While TV is safe for now, the spread of television to multiple digital platforms means that might not always be the case. Hackers are nothing if not persistent, especially if there is money to be made. While digital TV platforms are currently not targets, that could change quickly. Digital viewing numbers are way up: globally, OTT viewing takes place on more than 2.4 billion devices, and connected TV (CTV) viewing, via smart TVs, is at 168.1 million in the U.S. alone. That’s a lot of potential points of attack.

Digital TV’s attractiveness has a lot of people concerned, among them Frank Sinton, president and founder of Beachfront Media. “It’s such a huge market and it’s growing at such a fast pace,” notes Sinton. “That makes it particularly attractive to hackers.”

To that point, Beachfront, which is one of the leading SSP (supply-side platforms) for OTT and CTV, recently announced a partnership with White Ops, a digital security firm. Their mission is to figure out how to stop fraud and hacking before it even becomes an issue.
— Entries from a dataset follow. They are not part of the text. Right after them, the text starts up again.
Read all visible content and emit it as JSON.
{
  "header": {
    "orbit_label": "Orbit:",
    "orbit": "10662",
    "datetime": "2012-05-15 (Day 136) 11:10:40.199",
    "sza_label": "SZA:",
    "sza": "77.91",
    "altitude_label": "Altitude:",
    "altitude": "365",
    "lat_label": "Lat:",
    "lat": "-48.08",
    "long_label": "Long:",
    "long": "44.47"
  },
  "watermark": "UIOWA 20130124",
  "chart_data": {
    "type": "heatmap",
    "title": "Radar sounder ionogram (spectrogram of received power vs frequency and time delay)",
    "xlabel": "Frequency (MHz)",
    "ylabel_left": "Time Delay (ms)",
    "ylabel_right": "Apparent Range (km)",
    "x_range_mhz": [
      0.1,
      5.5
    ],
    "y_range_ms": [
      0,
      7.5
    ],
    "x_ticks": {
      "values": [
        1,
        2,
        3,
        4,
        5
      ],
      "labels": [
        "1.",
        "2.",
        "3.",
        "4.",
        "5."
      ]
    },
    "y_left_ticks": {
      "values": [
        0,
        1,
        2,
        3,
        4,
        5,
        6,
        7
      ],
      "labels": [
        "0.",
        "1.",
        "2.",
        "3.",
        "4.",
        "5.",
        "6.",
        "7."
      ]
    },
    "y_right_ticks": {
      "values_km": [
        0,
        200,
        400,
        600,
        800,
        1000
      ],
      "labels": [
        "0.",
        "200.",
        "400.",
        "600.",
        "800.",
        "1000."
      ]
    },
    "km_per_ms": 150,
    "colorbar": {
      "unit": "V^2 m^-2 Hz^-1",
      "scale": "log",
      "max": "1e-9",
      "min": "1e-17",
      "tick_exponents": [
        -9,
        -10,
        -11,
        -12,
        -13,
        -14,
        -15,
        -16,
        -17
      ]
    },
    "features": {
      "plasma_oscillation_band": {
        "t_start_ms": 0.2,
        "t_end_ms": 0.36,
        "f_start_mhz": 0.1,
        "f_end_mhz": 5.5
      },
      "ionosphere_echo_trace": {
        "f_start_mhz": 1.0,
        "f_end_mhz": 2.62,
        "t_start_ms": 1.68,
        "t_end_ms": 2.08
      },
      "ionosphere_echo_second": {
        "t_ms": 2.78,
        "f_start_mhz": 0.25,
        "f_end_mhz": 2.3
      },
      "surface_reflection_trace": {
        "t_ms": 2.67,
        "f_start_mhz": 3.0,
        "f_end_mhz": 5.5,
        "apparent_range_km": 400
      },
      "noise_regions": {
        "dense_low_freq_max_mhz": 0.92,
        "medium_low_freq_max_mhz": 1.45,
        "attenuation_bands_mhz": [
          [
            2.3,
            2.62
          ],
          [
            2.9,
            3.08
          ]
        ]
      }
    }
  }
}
“Our strategy with fraud is to remove the financial incentive,” says Michael Tiffany, founder and CEO of White Ops. “If they can’t make any money out of it, then they’re not going to do it.”

Sinton doesn’t feel that he’s overreacting to the situation even though no evidence of fraud exists yet. “As OTT viewing and connected TV viewing continue to grow at such a rapid pace, it’s like we’re waving a red flag at a bull. These guys have made so much money ripping off digital advertising platforms that TV has got to be where they’re putting all their R&D. It’s also never easy to put the genie back in the bottle. Let’s say they succeed, even just temporarily. They now have a taste of the riches they can earn and they’re going to be even more determined. If we can stop them before they get started, they may just give up and go elsewhere.”
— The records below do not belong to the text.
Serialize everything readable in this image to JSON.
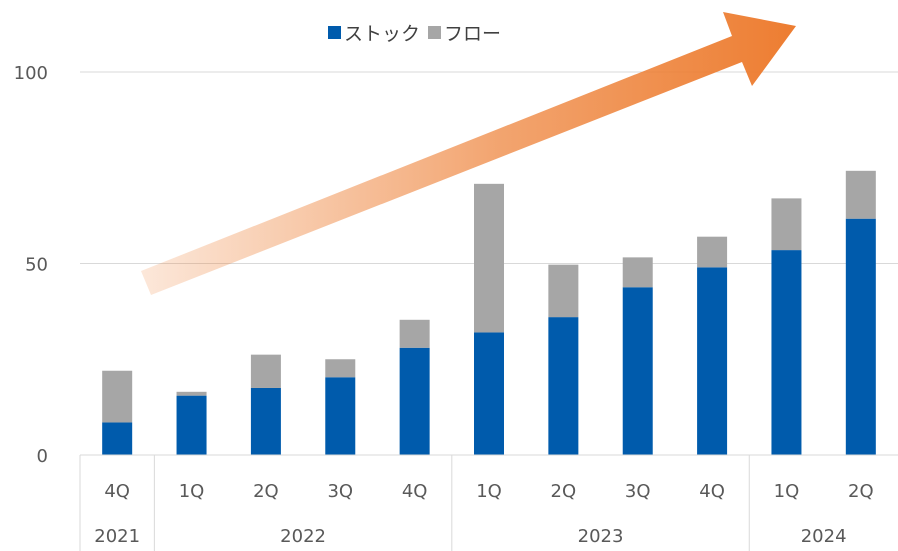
{
  "chart_data": {
    "type": "bar",
    "stacked": true,
    "categories": [
      "4Q",
      "1Q",
      "2Q",
      "3Q",
      "4Q",
      "1Q",
      "2Q",
      "3Q",
      "4Q",
      "1Q",
      "2Q"
    ],
    "years": [
      {
        "label": "2021",
        "count": 1
      },
      {
        "label": "2022",
        "count": 4
      },
      {
        "label": "2023",
        "count": 4
      },
      {
        "label": "2024",
        "count": 2
      }
    ],
    "series": [
      {
        "name": "ストック",
        "color": "#005BAC",
        "values": [
          8.5,
          15.5,
          17.5,
          20.3,
          28.0,
          32.0,
          36.0,
          43.8,
          49.0,
          53.5,
          61.7
        ]
      },
      {
        "name": "フロー",
        "color": "#A6A6A6",
        "values": [
          13.5,
          1.0,
          8.7,
          4.7,
          7.3,
          38.8,
          13.7,
          7.8,
          8.0,
          13.5,
          12.5
        ]
      }
    ],
    "y_ticks": [
      "0",
      "50",
      "100"
    ],
    "ylim": [
      0,
      100
    ],
    "grid": true,
    "legend_position": "top-center",
    "annotation": {
      "type": "arrow",
      "direction": "up-right",
      "color": "#ED7D31"
    }
  }
}
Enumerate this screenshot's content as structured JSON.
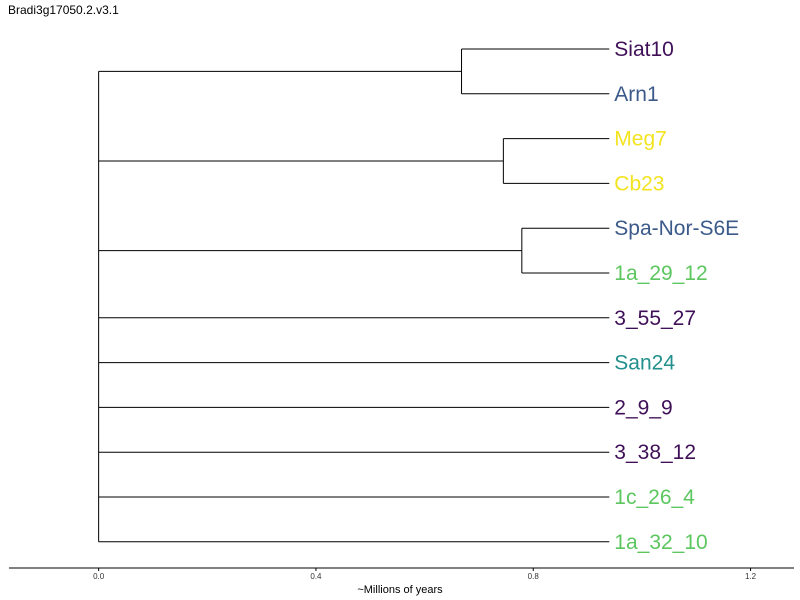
{
  "chart_data": {
    "type": "tree",
    "title": "Bradi3g17050.2.v3.1",
    "xlabel": "~Millions of years",
    "xlim": [
      -0.165,
      1.28
    ],
    "x_ticks": [
      {
        "value": 0.0,
        "label": "0.0"
      },
      {
        "value": 0.4,
        "label": "0.4"
      },
      {
        "value": 0.8,
        "label": "0.8"
      },
      {
        "value": 1.2,
        "label": "1.2"
      }
    ],
    "root_age": 0.0,
    "tip_age": 0.94,
    "clades": [
      {
        "node": 0.668,
        "tips": [
          {
            "label": "Siat10",
            "color": "#3f0f58"
          },
          {
            "label": "Arn1",
            "color": "#3b5a8a"
          }
        ]
      },
      {
        "node": 0.745,
        "tips": [
          {
            "label": "Meg7",
            "color": "#f3e420"
          },
          {
            "label": "Cb23",
            "color": "#f3e420"
          }
        ]
      },
      {
        "node": 0.779,
        "tips": [
          {
            "label": "Spa-Nor-S6E",
            "color": "#3b5a8a"
          },
          {
            "label": "1a_29_12",
            "color": "#5cc65f"
          }
        ]
      },
      {
        "tips": [
          {
            "label": "3_55_27",
            "color": "#3f0f58"
          }
        ]
      },
      {
        "tips": [
          {
            "label": "San24",
            "color": "#22908c"
          }
        ]
      },
      {
        "tips": [
          {
            "label": "2_9_9",
            "color": "#3f0f58"
          }
        ]
      },
      {
        "tips": [
          {
            "label": "3_38_12",
            "color": "#3f0f58"
          }
        ]
      },
      {
        "tips": [
          {
            "label": "1c_26_4",
            "color": "#5cc65f"
          }
        ]
      },
      {
        "tips": [
          {
            "label": "1a_32_10",
            "color": "#5cc65f"
          }
        ]
      }
    ]
  }
}
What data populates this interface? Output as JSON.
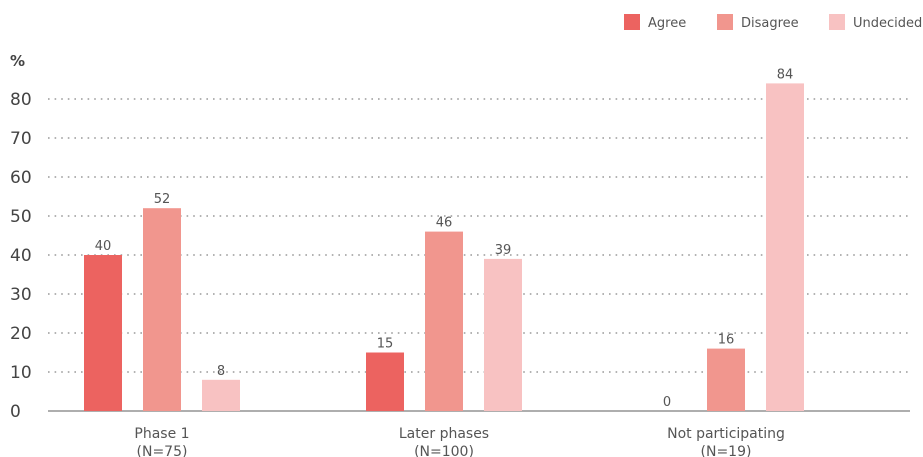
{
  "chart_data": {
    "type": "bar",
    "unit_label": "%",
    "categories": [
      {
        "label": "Phase 1",
        "sub": "(N=75)"
      },
      {
        "label": "Later phases",
        "sub": "(N=100)"
      },
      {
        "label": "Not participating",
        "sub": "(N=19)"
      }
    ],
    "series": [
      {
        "name": "Agree",
        "color": "#ec6360",
        "values": [
          40,
          15,
          0
        ]
      },
      {
        "name": "Disagree",
        "color": "#f1968e",
        "values": [
          52,
          46,
          16
        ]
      },
      {
        "name": "Undecided",
        "color": "#f8c2c2",
        "values": [
          8,
          39,
          84
        ]
      }
    ],
    "ylim": [
      0,
      80
    ],
    "yticks": [
      0,
      10,
      20,
      30,
      40,
      50,
      60,
      70,
      80
    ],
    "grid": true,
    "legend_position": "top-right"
  }
}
So how does White Ops plan to protect television? While Tiffany could not give out precise details (for obvious reasons), he did talk about how digital fraud has created what he calls a “dilution in the value of human attention” by making it seem there was much more opportunity for advertising than there really was. “What advertisers really want is human attention,” he notes, “and there’s only so much of that to go around. What we see are what looks like infinite seas of advertising because of all the bot armies that have been created.” The result is a distorted market with ad loads based on fraudulent viewer numbers. Hence the low CPMs and even lower effectiveness of many of digital ads.

Tiffany explains that White Ops’ MO is to decrease the profitability of ad fraud by making it harder for fraudulent inventory to get access to bids. That makes it more expensive for the botnet operators to perpetrate fraud, as much of their effort will be wasted. It also increases the risk that they’ll lose money on the whole operation. The result, says Tiffany, is that they’ll soon look for greener pastures and leave the TV industry alone.

“We want to keep TV as pristine as possible, and make sure we have all our defenses in place,” adds Sinton. “We don’t want to see the market constantly under suspicion, the way it is with digital.”

One important factor in this discussion is what exactly is “television.” It seems like a simple question, but take a look at enough “state of TV” studies put out by major research groups, and you’ll quickly find that everyone has their own definitions.

For many researchers, anything that doesn’t come into the home via an antenna or set-top box is “digital” even if it’s live linear TV. Thus Sling, and DirecTV Now and Hulu and Netflix are all lumped in the same box with web videos, no matter how short or amateurish the latter may be.

Those of us in the trenches find that sort of categorization to be extremely frustrating, right up there with calling the switch to a virtual MVPD “cord cutting.” (If I’m paying AT&T a monthly fee for the ability to watch live broadcast and cable TV, all I’m doing is shifting the means of delivery. When I stop paying to watch linear TV altogether—that is cord cutting.) There’s a huge difference between watching a YouTube cat video on your iPad and watching This Is Us in real time on NBC, via Hulu Live TV.

Sinton feels our pain.

“Part of what we are trying to accomplish here is to get people to realize that TV on the iPad is still TV. And if it has the same protections and safety that you get with TV, then that makes convincing them that much easier.”

Let’s hope the botnet operators start to feel the same way.